On 2 January, Lee was holding a press conference at Gadeokdo New Airport. At 10:27 a.m. KST, an individual approached Lee and asked for an autograph before stabbing him on the left side of his neck. Officials at the scene immediately shielded Lee, and one of them covered his neck with a cloth. It was reported that Lee was bleeding but remained conscious. Lee was taken to an ambulance at 10:47 a.m. and arrived at the regional trauma center at Pusan National University Hospital at 11:16 a.m. He was subsequently transferred by helicopter to Seoul National University Hospital in a conscious state.

It was reported that Lee suffered a one-centimeter cut to his neck, with minor bleeding. Medical officials at Pusan National University Hospital said that Lee sustained damage to his jugular vein, and were concerned about additional massive bleeding.

Lee underwent emergency surgery at Seoul National University Hospital later in the day. Democratic Party officials said that the surgery "took longer than expected" and medical officials were closely monitoring his progress.

The event was recorded live, with video footage of the attack airing on South Korean broadcast stations.

A witness said more than a dozen police officers were present at the moment of the attack.

==Perpetrator==
The male suspect, Kim Jin-sung, a real estate dealer who was wearing a paper crown reading "I'm Lee Jae-myung" and was carrying a sign that said "200 seats at the National Assembly", was promptly arrested.

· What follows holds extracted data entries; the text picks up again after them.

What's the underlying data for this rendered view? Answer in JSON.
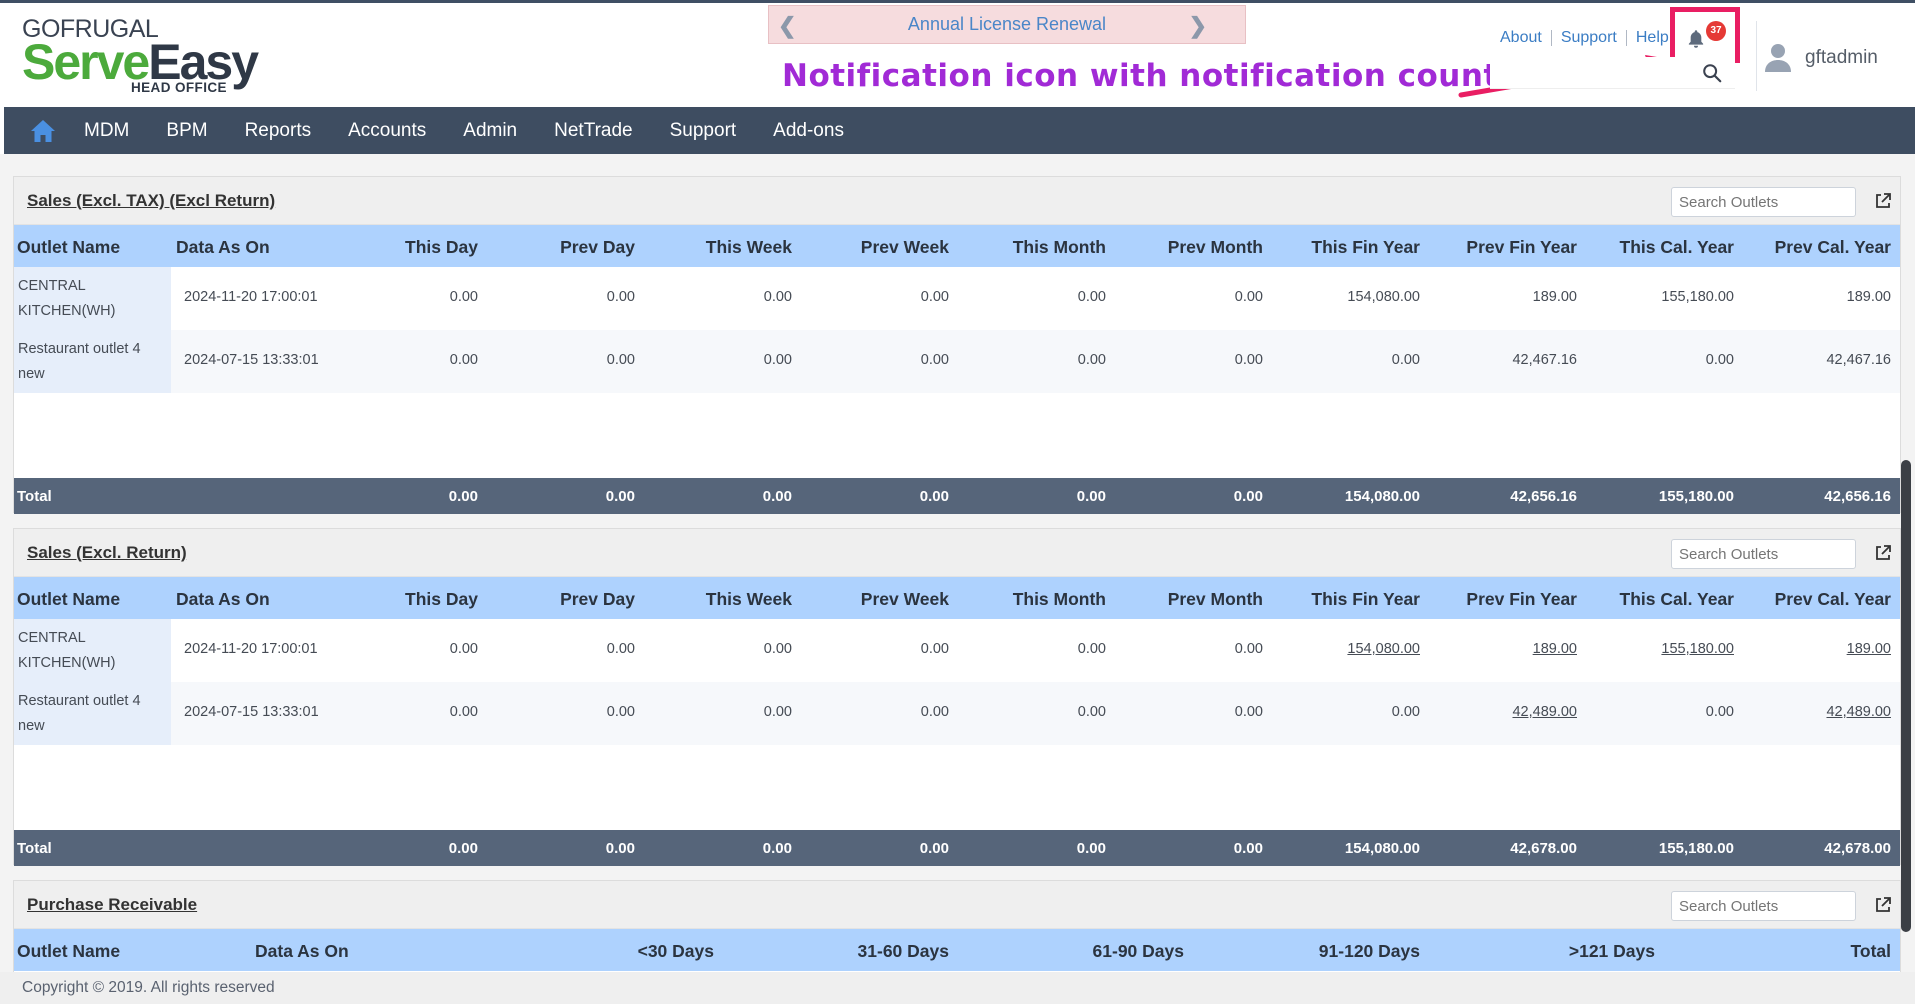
{
  "logo": {
    "gofrugal": "GOFRUGAL",
    "serve": "Serve",
    "easy": "Easy",
    "sub": "HEAD OFFICE"
  },
  "license_banner": {
    "text": "Annual License Renewal"
  },
  "annotation": {
    "text": "Notification icon with notification count",
    "color": "#a12ad6",
    "arrow_color": "#e91e63"
  },
  "top_links": {
    "about": "About",
    "support": "Support",
    "help": "Help"
  },
  "notifications": {
    "count": "37",
    "icon": "bell-icon"
  },
  "user": {
    "name": "gftadmin",
    "icon": "user-avatar-icon"
  },
  "nav": {
    "home_icon": "home-icon",
    "items": [
      "MDM",
      "BPM",
      "Reports",
      "Accounts",
      "Admin",
      "NetTrade",
      "Support",
      "Add-ons"
    ]
  },
  "columns": [
    "Outlet Name",
    "Data As On",
    "This Day",
    "Prev Day",
    "This Week",
    "Prev Week",
    "This Month",
    "Prev Month",
    "This Fin Year",
    "Prev Fin Year",
    "This Cal. Year",
    "Prev Cal. Year"
  ],
  "panels": [
    {
      "title": "Sales (Excl. TAX) (Excl Return)",
      "search_placeholder": "Search Outlets",
      "rows": [
        {
          "outlet": "CENTRAL KITCHEN(WH)",
          "as_on": "2024-11-20 17:00:01",
          "values": [
            "0.00",
            "0.00",
            "0.00",
            "0.00",
            "0.00",
            "0.00",
            "154,080.00",
            "189.00",
            "155,180.00",
            "189.00"
          ]
        },
        {
          "outlet": "Restaurant outlet 4 new",
          "as_on": "2024-07-15 13:33:01",
          "values": [
            "0.00",
            "0.00",
            "0.00",
            "0.00",
            "0.00",
            "0.00",
            "0.00",
            "42,467.16",
            "0.00",
            "42,467.16"
          ]
        }
      ],
      "total": {
        "label": "Total",
        "values": [
          "0.00",
          "0.00",
          "0.00",
          "0.00",
          "0.00",
          "0.00",
          "154,080.00",
          "42,656.16",
          "155,180.00",
          "42,656.16"
        ]
      }
    },
    {
      "title": "Sales (Excl. Return)",
      "search_placeholder": "Search Outlets",
      "rows": [
        {
          "outlet": "CENTRAL KITCHEN(WH)",
          "as_on": "2024-11-20 17:00:01",
          "values": [
            "0.00",
            "0.00",
            "0.00",
            "0.00",
            "0.00",
            "0.00",
            "154,080.00",
            "189.00",
            "155,180.00",
            "189.00"
          ]
        },
        {
          "outlet": "Restaurant outlet 4 new",
          "as_on": "2024-07-15 13:33:01",
          "values": [
            "0.00",
            "0.00",
            "0.00",
            "0.00",
            "0.00",
            "0.00",
            "0.00",
            "42,489.00",
            "0.00",
            "42,489.00"
          ]
        }
      ],
      "total": {
        "label": "Total",
        "values": [
          "0.00",
          "0.00",
          "0.00",
          "0.00",
          "0.00",
          "0.00",
          "154,080.00",
          "42,678.00",
          "155,180.00",
          "42,678.00"
        ]
      }
    }
  ],
  "purchase_panel": {
    "title": "Purchase Receivable",
    "search_placeholder": "Search Outlets",
    "columns": [
      "Outlet Name",
      "Data As On",
      "<30 Days",
      "31-60 Days",
      "61-90 Days",
      "91-120 Days",
      ">121 Days",
      "Total"
    ]
  },
  "footer": {
    "text": "Copyright © 2019. All rights reserved"
  }
}
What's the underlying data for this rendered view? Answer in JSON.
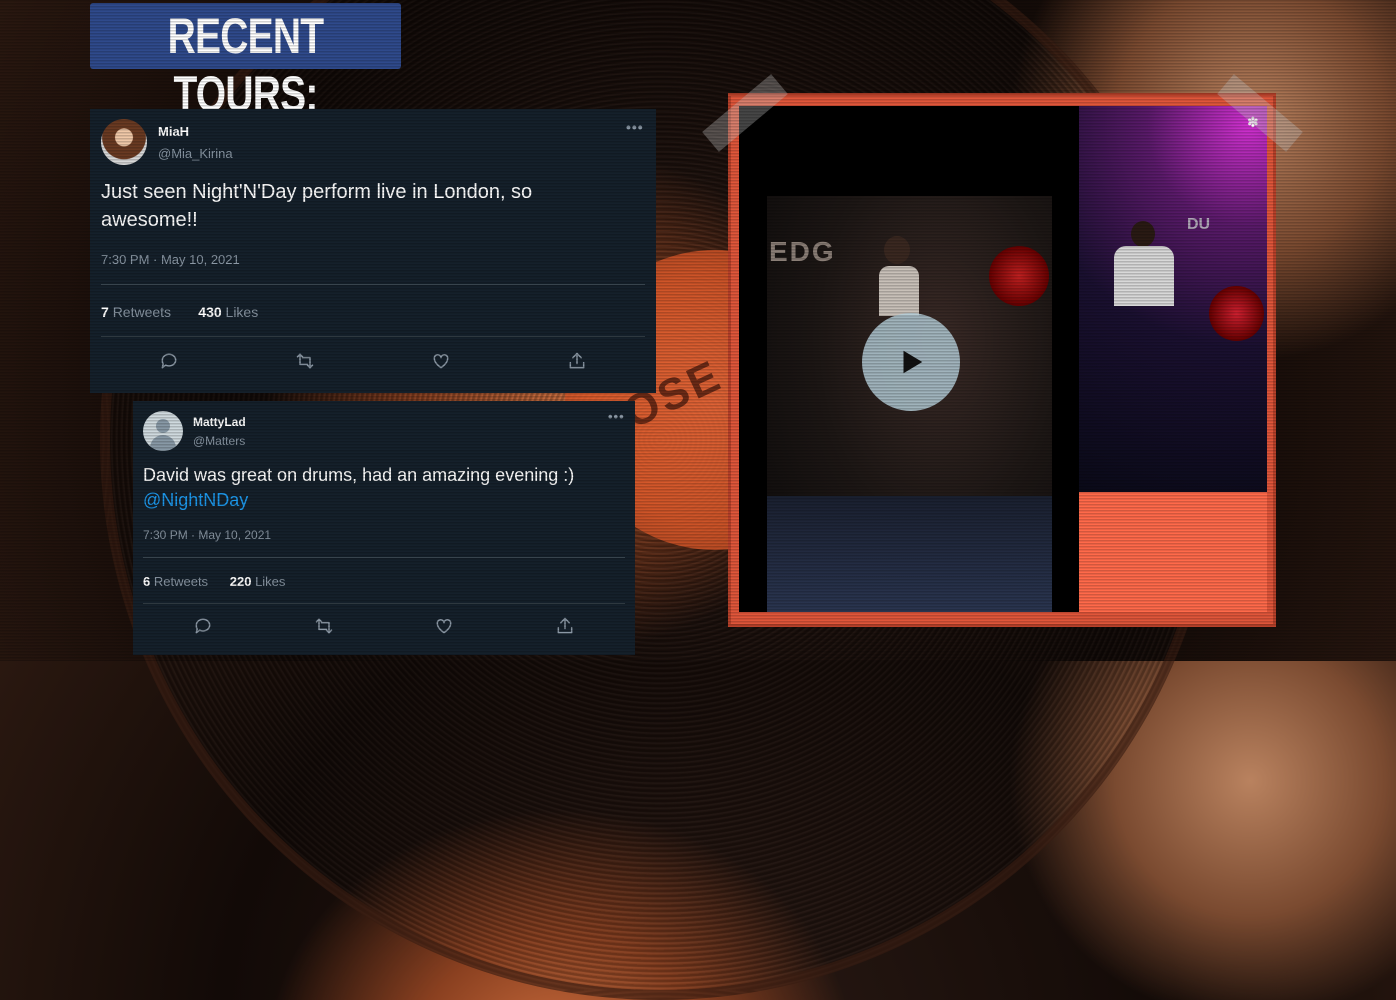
{
  "page": {
    "title": "RECENT TOURS:",
    "background_label_text": "OSE←"
  },
  "tweets": [
    {
      "name": "MiaH",
      "handle": "@Mia_Kirina",
      "text": "Just seen Night'N'Day perform live in London, so awesome!!",
      "mention": "",
      "timestamp": "7:30 PM · May 10, 2021",
      "retweets": "7",
      "retweets_label": "Retweets",
      "likes": "430",
      "likes_label": "Likes"
    },
    {
      "name": "MattyLad",
      "handle": "@Matters",
      "text": "David was great on drums, had an amazing evening :)",
      "mention": "@NightNDay",
      "timestamp": "7:30 PM · May 10, 2021",
      "retweets": "6",
      "retweets_label": "Retweets",
      "likes": "220",
      "likes_label": "Likes"
    }
  ],
  "video": {
    "stage_text_left": "EDG",
    "stage_text_right": "DU"
  },
  "icons": {
    "more": "more-options-icon",
    "reply": "reply-icon",
    "retweet": "retweet-icon",
    "like": "like-icon",
    "share": "share-icon",
    "play": "play-icon"
  },
  "colors": {
    "title_banner": "#2f4a8c",
    "tweet_bg": "#15202b",
    "mention": "#1d9bf0",
    "video_frame": "#e0563a",
    "video_fill": "#ff6a4a"
  }
}
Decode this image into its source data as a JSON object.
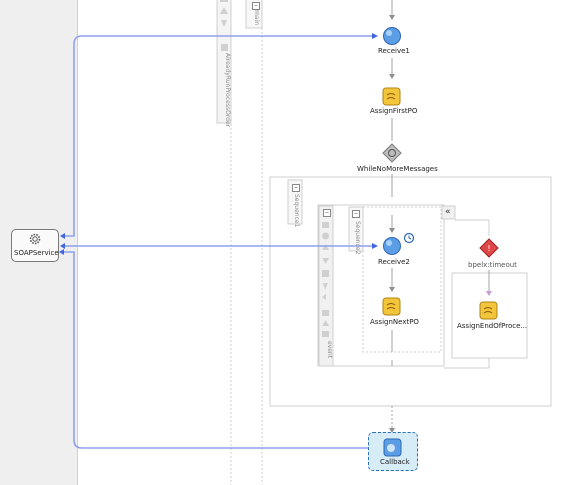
{
  "service": {
    "name": "SOAPService"
  },
  "scopes": {
    "main": "main",
    "sequence1": "Sequence1",
    "sequence2": "Sequence2",
    "event": "event",
    "palette": "AlreadyRunProcessOrder"
  },
  "activities": {
    "receive1": "Receive1",
    "assign_first": "AssignFirstPO",
    "while_loop": "WhileNoMoreMessages",
    "receive2": "Receive2",
    "assign_next": "AssignNextPO",
    "timeout": "bpelx:timeout",
    "assign_end": "AssignEndOfProce...",
    "callback": "Callback"
  },
  "colors": {
    "link": "#8ea0ee",
    "receive": "#5b9ee6",
    "assign": "#f2c53a",
    "error": "#e04848"
  }
}
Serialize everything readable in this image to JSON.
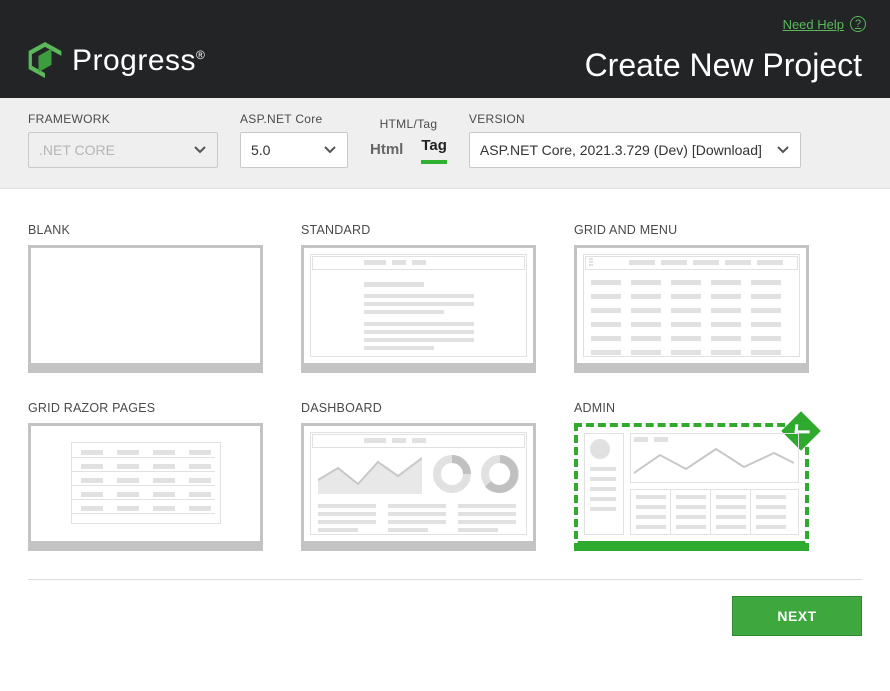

He was reported to have been born in 1957. In December 2023, he attended an event in Busan at which Lee spoke, with video footage showing him waiting for Lee, but being unable to make close contact. The suspect was wearing the same paper crown. At a news conference, police said the suspect bought his weapon online. The weapon used was described as an 18-centimeter-long knife. Democratic Party spokesman Kwon Chil-seung told a briefing that the attacker was believed to have used a sashimi knife. One media outlet reported that he refused to answer questions about his motives. Police obtained a warrant and searched his home. The Busan Metropolitan Police Agency said it planned to charge Kim with attempted murder, as he confessed his intent to kill Lee. On 5 July 2024, Kim was convicted of attempted murder and election law violations and sentenced to 15 years in prison.

==Reactions==
President Yoon Suk Yeol called the stabbing an "act of terror... and a serious threat to democracy" and ordered an investigation into the attack. Democratic Party spokesman Kwon Chil-seung said, "This incident is a terror attack on Rep. Lee Jae-myung and a serious threat to democracy that should not happen under any circumstances."

Commissioner General Yoon Hee-keun of the National Police Agency announced the formation of a special investigation team in Busan to probe the attack.